Objective. Often referred to as the “silent epidemic,” Traumatic Brain Injury (TBI) is a public health concern contributing to disability and death worldwide. Our study describes a cohort of TBI patients within the PennMedicine health system and the distribution of TBI injury mechanisms and severity.
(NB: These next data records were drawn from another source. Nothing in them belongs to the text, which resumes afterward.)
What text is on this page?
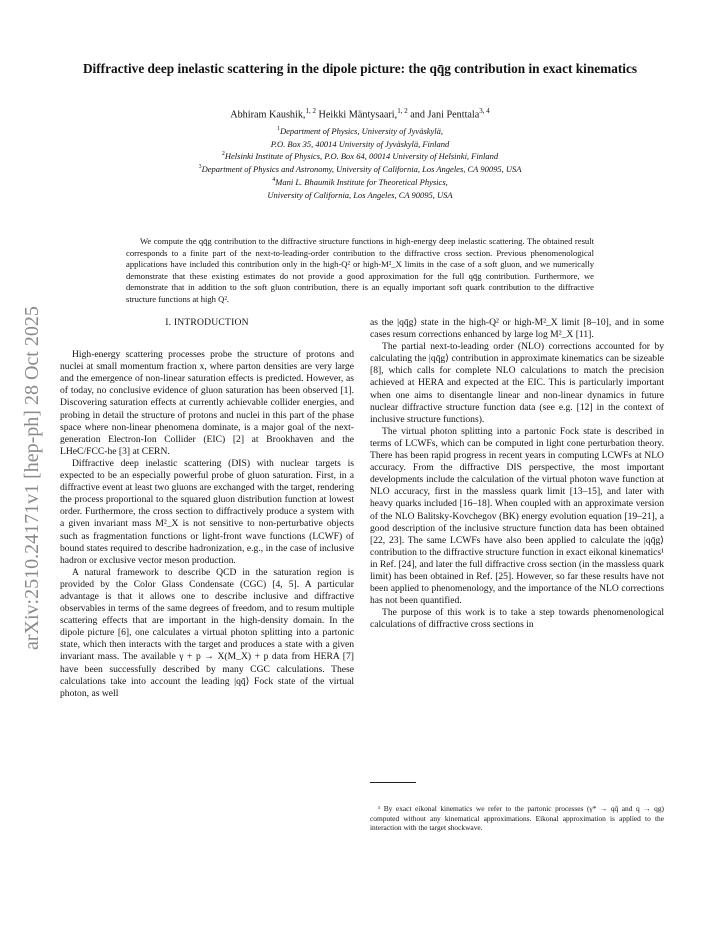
arXiv:2510.24171v1 [hep-ph] 28 Oct 2025
Diffractive deep inelastic scattering in the dipole picture: the qq̄g contribution in exact kinematics
Abhiram Kaushik,$^{1, 2}$ Heikki Mäntysaari,$^{1, 2}$ and Jani Penttala$^{3, 4}$
$^1$Department of Physics, University of Jyväskylä,
P.O. Box 35, 40014 University of Jyväskylä, Finland
$^2$Helsinki Institute of Physics, P.O. Box 64, 00014 University of Helsinki, Finland
$^3$Department of Physics and Astronomy, University of California, Los Angeles, CA 90095, USA
$^4$Mani L. Bhaumik Institute for Theoretical Physics,
University of California, Los Angeles, CA 90095, USA

We compute the qq̄g contribution to the diffractive structure functions in high-energy deep inelastic scattering. The obtained result corresponds to a finite part of the next-to-leading-order contribution to the diffractive cross section. Previous phenomenological applications have included this contribution only in the high-Q² or high-M²_X limits in the case of a soft gluon, and we numerically demonstrate that these existing estimates do not provide a good approximation for the full qq̄g contribution. Furthermore, we demonstrate that in addition to the soft gluon contribution, there is an equally important soft quark contribution to the diffractive structure functions at high Q².

I. INTRODUCTION

High-energy scattering processes probe the structure of protons and nuclei at small momentum fraction x, where parton densities are very large and the emergence of non-linear saturation effects is predicted. However, as of today, no conclusive evidence of gluon saturation has been observed [1]. Discovering saturation effects at currently achievable collider energies, and probing in detail the structure of protons and nuclei in this part of the phase space where non-linear phenomena dominate, is a major goal of the next-generation Electron-Ion Collider (EIC) [2] at Brookhaven and the LHeC/FCC-he [3] at CERN.

Diffractive deep inelastic scattering (DIS) with nuclear targets is expected to be an especially powerful probe of gluon saturation. First, in a diffractive event at least two gluons are exchanged with the target, rendering the process proportional to the squared gluon distribution function at lowest order. Furthermore, the cross section to diffractively produce a system with a given invariant mass M²_X is not sensitive to non-perturbative objects such as fragmentation functions or light-front wave functions (LCWF) of bound states required to describe hadronization, e.g., in the case of inclusive hadron or exclusive vector meson production.

A natural framework to describe QCD in the saturation region is provided by the Color Glass Condensate (CGC) [4, 5]. A particular advantage is that it allows one to describe inclusive and diffractive observables in terms of the same degrees of freedom, and to resum multiple scattering effects that are important in the high-density domain. In the dipole picture [6], one calculates a virtual photon splitting into a partonic state, which then interacts with the target and produces a state with a given invariant mass. The available γ + p → X(M_X) + p data from HERA [7] have been successfully described by many CGC calculations. These calculations take into account the leading |qq̄⟩ Fock state of the virtual photon, as well

as the |qq̄g⟩ state in the high-Q² or high-M²_X limit [8–10], and in some cases resum corrections enhanced by large log M²_X [11].

The partial next-to-leading order (NLO) corrections accounted for by calculating the |qq̄g⟩ contribution in approximate kinematics can be sizeable [8], which calls for complete NLO calculations to match the precision achieved at HERA and expected at the EIC. This is particularly important when one aims to disentangle linear and non-linear dynamics in future nuclear diffractive structure function data (see e.g. [12] in the context of inclusive structure functions).

The virtual photon splitting into a partonic Fock state is described in terms of LCWFs, which can be computed in light cone perturbation theory. There has been rapid progress in recent years in computing LCWFs at NLO accuracy. From the diffractive DIS perspective, the most important developments include the calculation of the virtual photon wave function at NLO accuracy, first in the massless quark limit [13–15], and later with heavy quarks included [16–18]. When coupled with an approximate version of the NLO Balitsky-Kovchegov (BK) energy evolution equation [19–21], a good description of the inclusive structure function data has been obtained [22, 23]. The same LCWFs have also been applied to calculate the |qq̄g⟩ contribution to the diffractive structure function in exact eikonal kinematics¹ in Ref. [24], and later the full diffractive cross section (in the massless quark limit) has been obtained in Ref. [25]. However, so far these results have not been applied to phenomenology, and the importance of the NLO corrections has not been quantified.

The purpose of this work is to take a step towards phenomenological calculations of diffractive cross sections in

¹ By exact eikonal kinematics we refer to the partonic processes (γ* → qq̄ and q → qg) computed without any kinematical approximations. Eikonal approximation is applied to the interaction with the target shockwave.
Methods. We obtained Electronic Health Record data for 1,060,100 female patients treated at PennMedicine inpatient or outpatient clinics from 2010-2017. We identified patients with TBI diagnoses using ICD-9/10 codes and the Disease Control and Prevention (CDC) and Department of Defense (DOD) definitions for TBI and TBI severity. The CDC/DOD codes for TBI were then manually annotated with mechanisms of TBI injury (e.g. Sport Mechanism of Injury, Collision or Crash, Foreign Body Object). The highest TBI severity category was noted for each patient and defined, in increasing severity, as “Mild,” “Moderate,” “Severe,” or “Penetrating.” We report the distribution of TBI mechanisms and severity among this patient population.
Results. There were 4,392 patients with a total of 9,800 TBI diagnoses. The majority of diagnoses in the cohort were Mild (5,704; 58%), followed by Moderate (3,840; 39%), Severe (173; 1.8%), and Penetrating (83; 0.8%). The following are the six most common mechanisms observed to contribute to TBI diagnoses: “Injury,” “Mechanism of Injury,” “Accidents,” “Physical Accidents,” “Fall Mechanism of Injury,” and “Traffic Vehicle Accident.”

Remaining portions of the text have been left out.